Indeed ! s’écria l’Anglais, votre camarade sait donc boxer ?

— Il est de première force à cet exercice !

Indeed ! indeed !… Tant mieux ! le combat n’en sera que plus intéressant… Les amateurs de Portsmouth, car on ne parle plus que de cette partie de boxe dans toute la ville, craignaient que Petit-Blanc ne tuât trop vite votre compatriote !… De très forts paris sont même engagés à ce sujet.

— Comment, des paris sont engagés ! Je ne vous comprends pas, expliquez-vous.

— Rien de plus simple. Ces gageures ne portent pas sur la défaite ou sur la mort du Frenchman, car ce sont là des événements que personne ne met en doute, elles ont seulement rapport au nombre de coups de poing qu’il recevra avant de tomber pour ne plus se relever. Les uns parient simple contre triple pour un seul coup de poing, les autres double contre simple pour deux, la plupart à égalité pour trois. Puisque votre camarade sait boxer, dites-vous, moi, je vais parier pour cinq. Le puis-je ? Voyons, ne me trompez pas.
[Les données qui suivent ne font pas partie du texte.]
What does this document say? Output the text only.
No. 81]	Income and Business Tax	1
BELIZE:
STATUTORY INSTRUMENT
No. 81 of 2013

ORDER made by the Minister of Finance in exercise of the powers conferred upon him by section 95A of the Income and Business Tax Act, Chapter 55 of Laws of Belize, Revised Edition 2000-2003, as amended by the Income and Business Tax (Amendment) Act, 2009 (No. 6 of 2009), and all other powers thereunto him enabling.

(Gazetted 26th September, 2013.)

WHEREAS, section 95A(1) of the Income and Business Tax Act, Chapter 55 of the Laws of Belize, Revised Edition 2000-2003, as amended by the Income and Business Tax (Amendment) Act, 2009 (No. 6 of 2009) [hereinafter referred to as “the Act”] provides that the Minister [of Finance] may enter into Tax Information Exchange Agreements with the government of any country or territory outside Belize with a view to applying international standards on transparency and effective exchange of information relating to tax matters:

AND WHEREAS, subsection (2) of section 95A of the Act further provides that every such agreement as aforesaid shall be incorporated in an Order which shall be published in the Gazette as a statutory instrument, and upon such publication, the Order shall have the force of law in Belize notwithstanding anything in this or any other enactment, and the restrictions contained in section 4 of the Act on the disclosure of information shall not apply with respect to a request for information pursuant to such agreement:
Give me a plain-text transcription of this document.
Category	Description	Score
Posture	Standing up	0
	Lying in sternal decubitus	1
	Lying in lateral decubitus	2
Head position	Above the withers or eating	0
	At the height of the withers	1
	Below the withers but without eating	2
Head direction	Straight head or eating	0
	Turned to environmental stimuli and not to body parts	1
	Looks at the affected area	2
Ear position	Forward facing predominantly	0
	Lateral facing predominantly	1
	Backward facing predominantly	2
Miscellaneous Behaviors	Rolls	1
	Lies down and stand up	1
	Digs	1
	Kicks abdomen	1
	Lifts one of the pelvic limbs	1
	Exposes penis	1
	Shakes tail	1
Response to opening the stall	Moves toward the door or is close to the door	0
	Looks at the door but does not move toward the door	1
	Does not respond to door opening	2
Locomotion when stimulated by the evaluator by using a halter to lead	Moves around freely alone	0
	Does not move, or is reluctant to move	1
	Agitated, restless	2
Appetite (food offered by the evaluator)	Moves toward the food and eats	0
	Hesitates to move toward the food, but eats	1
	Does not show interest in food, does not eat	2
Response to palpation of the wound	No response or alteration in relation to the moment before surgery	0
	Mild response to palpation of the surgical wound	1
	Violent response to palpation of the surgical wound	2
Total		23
— Voici une guinée, répondis-je en sortant une pièce d’or de ma poche, que je tiens pour mon camarade. Acceptezvous cet enjeu ? Je parie qu’il sera vainqueur !

— Ma foi ! je ne possède pas une aussi forte somme, me dit le charpentier ; sans cela, j’accepterais votre offre de grand cœur. Mais, attendez… peut-être, avec le secours de mes amis, pourrai-je me la procurer…

L’Anglais s’adressant alors à ses compagnons leur exposa l’affaire et la guinée se trouva aussitôt complétée.

— C’est convenu, à tantôt, me dirent alors les ouvriers anglais d’un air moqueur. N’allez pas au moins dépenser votre argent, car nous comptons l’employer à boire un tonneau d’ale en l’honneur du triomphe de Petit-Blanc.

— Ne craignez rien, mes garçons, un Français n’a que sa parole, leur répondis-je en m’éloignant, seulement je vous avertis que si vous attendez pour boire de la bière après la défaite de mon camarade, vos gosiers courent le risque de rester altérés jusqu’au jour du jugement dernier. Ma confiance dans le Breton, confiance, hélas ! que je proclamais bien haut, mais que je n’éprouvais pas dans mon for intérieur, fit beaucoup rire les Anglais. Quant à moi, je m’empressai de me rendre auprès de Robert Lange, que je trouvai dormant encore dans le faux pont.

— Eh bien camarade, lui dis-je en le secouant doucement par le bras, voici donc le grand jour arrivé ?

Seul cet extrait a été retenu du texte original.